Josh limited his hunts for the deer to days when the wind was in his favor, but it didn't seem to matter. He was on the brink of giving up for a while.
"The wind was the same every day," Josh said. "I don't know if it was coyotes, but something was causing that deer not to come in; all of the deer, actually. I was going to hunt him one more time and give it up until rifle season."
On Oct. 20 the wind was in his favor again, and Josh took his recurve bow to the stand in the area the buck frequented. However, after almost two hours of watching and waiting, all Josh saw were does and small bucks. He was fairly sure the hunt would be strike three for archery season.

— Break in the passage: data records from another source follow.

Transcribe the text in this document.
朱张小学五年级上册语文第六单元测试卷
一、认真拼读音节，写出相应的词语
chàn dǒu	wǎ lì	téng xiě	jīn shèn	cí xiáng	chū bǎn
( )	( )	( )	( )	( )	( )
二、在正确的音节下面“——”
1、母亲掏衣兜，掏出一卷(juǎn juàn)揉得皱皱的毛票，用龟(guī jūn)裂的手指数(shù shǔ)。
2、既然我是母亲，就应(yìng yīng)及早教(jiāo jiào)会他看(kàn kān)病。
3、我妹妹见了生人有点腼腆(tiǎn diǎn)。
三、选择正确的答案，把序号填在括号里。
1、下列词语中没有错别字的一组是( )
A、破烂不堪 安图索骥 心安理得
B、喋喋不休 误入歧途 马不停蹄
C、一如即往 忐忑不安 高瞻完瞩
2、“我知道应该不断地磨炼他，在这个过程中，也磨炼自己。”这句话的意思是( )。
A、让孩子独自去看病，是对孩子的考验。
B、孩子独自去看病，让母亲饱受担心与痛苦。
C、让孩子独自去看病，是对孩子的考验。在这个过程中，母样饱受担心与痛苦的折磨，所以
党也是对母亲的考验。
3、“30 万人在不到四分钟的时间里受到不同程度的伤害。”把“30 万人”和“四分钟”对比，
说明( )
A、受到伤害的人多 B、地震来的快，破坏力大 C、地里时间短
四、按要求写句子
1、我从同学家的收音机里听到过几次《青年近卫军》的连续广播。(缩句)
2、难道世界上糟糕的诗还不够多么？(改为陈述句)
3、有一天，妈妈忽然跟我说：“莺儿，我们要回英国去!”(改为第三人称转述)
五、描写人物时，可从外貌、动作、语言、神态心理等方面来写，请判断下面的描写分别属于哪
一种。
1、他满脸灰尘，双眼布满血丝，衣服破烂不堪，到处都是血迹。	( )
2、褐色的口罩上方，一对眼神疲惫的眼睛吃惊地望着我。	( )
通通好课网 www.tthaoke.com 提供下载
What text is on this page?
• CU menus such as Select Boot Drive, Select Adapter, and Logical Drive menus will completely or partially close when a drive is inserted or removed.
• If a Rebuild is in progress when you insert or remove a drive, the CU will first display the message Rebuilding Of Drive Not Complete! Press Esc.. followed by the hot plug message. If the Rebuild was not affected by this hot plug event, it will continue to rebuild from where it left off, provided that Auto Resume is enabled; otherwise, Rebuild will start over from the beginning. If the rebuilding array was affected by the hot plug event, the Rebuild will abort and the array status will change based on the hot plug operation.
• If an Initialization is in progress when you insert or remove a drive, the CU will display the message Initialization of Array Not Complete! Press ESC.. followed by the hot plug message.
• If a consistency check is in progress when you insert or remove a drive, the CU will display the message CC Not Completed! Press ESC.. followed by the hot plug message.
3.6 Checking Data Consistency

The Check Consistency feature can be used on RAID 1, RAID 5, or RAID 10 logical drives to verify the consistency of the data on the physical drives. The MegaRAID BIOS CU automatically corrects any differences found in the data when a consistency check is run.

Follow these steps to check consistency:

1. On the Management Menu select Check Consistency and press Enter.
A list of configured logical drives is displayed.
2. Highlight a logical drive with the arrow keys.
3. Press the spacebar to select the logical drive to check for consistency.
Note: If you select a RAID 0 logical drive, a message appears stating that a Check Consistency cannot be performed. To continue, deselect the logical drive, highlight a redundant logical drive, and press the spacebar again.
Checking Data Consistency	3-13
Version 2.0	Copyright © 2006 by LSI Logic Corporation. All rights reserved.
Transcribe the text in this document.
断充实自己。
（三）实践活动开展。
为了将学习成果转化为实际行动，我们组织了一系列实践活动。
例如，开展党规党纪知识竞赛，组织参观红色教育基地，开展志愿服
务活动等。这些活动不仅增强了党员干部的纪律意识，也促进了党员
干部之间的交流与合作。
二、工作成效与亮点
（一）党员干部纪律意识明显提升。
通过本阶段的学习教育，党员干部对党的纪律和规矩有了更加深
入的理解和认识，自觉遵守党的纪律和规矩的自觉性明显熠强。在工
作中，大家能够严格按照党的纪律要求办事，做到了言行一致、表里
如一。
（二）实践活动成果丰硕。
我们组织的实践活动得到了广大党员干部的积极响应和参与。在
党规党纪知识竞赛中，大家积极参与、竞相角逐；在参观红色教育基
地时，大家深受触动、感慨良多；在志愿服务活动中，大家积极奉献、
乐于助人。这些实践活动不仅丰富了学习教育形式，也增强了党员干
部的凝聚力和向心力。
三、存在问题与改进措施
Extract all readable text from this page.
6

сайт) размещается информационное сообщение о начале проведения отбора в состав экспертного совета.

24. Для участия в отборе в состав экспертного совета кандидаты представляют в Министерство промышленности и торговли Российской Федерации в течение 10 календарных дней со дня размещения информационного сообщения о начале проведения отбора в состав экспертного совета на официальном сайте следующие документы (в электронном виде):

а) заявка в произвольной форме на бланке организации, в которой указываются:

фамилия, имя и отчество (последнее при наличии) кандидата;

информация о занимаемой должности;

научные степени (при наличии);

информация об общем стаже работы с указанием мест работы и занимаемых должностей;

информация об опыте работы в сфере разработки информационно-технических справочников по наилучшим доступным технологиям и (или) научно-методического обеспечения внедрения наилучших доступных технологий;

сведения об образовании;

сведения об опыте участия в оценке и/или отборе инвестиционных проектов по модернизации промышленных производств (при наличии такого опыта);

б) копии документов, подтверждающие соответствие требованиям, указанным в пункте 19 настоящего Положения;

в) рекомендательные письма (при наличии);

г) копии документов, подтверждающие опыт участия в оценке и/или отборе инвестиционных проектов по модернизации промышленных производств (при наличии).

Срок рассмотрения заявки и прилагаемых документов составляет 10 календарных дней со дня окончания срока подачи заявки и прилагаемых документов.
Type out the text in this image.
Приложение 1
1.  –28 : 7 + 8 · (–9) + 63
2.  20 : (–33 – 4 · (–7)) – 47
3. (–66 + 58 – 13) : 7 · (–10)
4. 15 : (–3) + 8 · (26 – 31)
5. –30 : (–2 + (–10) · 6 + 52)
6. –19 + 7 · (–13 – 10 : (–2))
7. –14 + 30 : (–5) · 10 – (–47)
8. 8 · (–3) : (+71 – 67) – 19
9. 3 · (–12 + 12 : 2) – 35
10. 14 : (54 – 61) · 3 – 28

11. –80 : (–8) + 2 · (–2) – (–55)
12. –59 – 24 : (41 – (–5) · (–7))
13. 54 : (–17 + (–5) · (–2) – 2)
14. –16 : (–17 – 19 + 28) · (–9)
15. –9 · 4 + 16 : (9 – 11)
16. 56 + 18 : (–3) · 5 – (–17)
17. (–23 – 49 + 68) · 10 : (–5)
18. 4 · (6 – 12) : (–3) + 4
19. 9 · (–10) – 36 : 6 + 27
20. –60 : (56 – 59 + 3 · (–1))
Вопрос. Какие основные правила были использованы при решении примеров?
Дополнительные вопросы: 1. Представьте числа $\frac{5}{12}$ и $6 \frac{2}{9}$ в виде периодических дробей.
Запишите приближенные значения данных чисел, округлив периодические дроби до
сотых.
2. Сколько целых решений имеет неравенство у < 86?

Then, a little after 6 p.m., the buck he was after appeared.
"He came out about 150 yards down the tree line," Josh said. "He came down that fence row straight to me. It took him 20 minutes to come 150 yards or so."
Josh has hunted with his father, Gil Waters, since he was 6 years old, but this year was different. Josh's grandmother recently developed a medical condition that required Gil's care, and Gil didn't have time to hunt this season. However, Gil had some free time that afternoon and was in a stand watching a similar situation unfold.
"I was several miles away from him," Gil said. "I was in the Big Black (River) swamp. It was the first time I had a chance to hunt."
And his timing was good. Gil said he saw two bucks, an 8-point and a 10-point, appear at 80 yards. The bucks disappeared from sight, but he soon heard them fighting in a thick cut-over about 100 yards away. The commotion apparently grabbed the attention of another buck.
"I think that's what got him up," Gil said. "He didn't go towards them, but I think that's what got him up.
"I was hunting by a bunch of white oak trees. He was about 180 yards away and worked his way in to me to 25 yards."
So, there they are. A father and son from Scotland, a small community in Yazoo County, both watching bucks slowly make their way toward the hunters at the same time. Josh said the slow approach was getting to him, especially because of the equipment he was using.
"I was more happy than nervous watching him come in, but you always get nervous using a recurve," Josh said.
Josh's buck made it to within 20 yards, and he took the shot.
Gil's buck was standing at 25 yards away when Gil took his shot with a crossbow.
Both hunters connected.
"To be honest, I didn't even know he'd gone hunting," Josh said. "He called me about 10 minutes after I shot and asked if I'd come help him find it. I said, 'If I come help you, you've got to come help me.'"
Both deer scored an estimated 135 inches. Josh's was a 9-point with a 17.25-inch spread and 21.5-inch main beams. Gil's was an 8-point with a 20-inch spread and roughly 20-inch main beams.
While neither buck will make it into record books, they created a memory neither hunter will forget.
"Any time your son kills one it's special, especially to get two nice deer like we got," Gil said. "In 29 years, that's the first time we both killed bucks on the same day. It just made a good day that much better."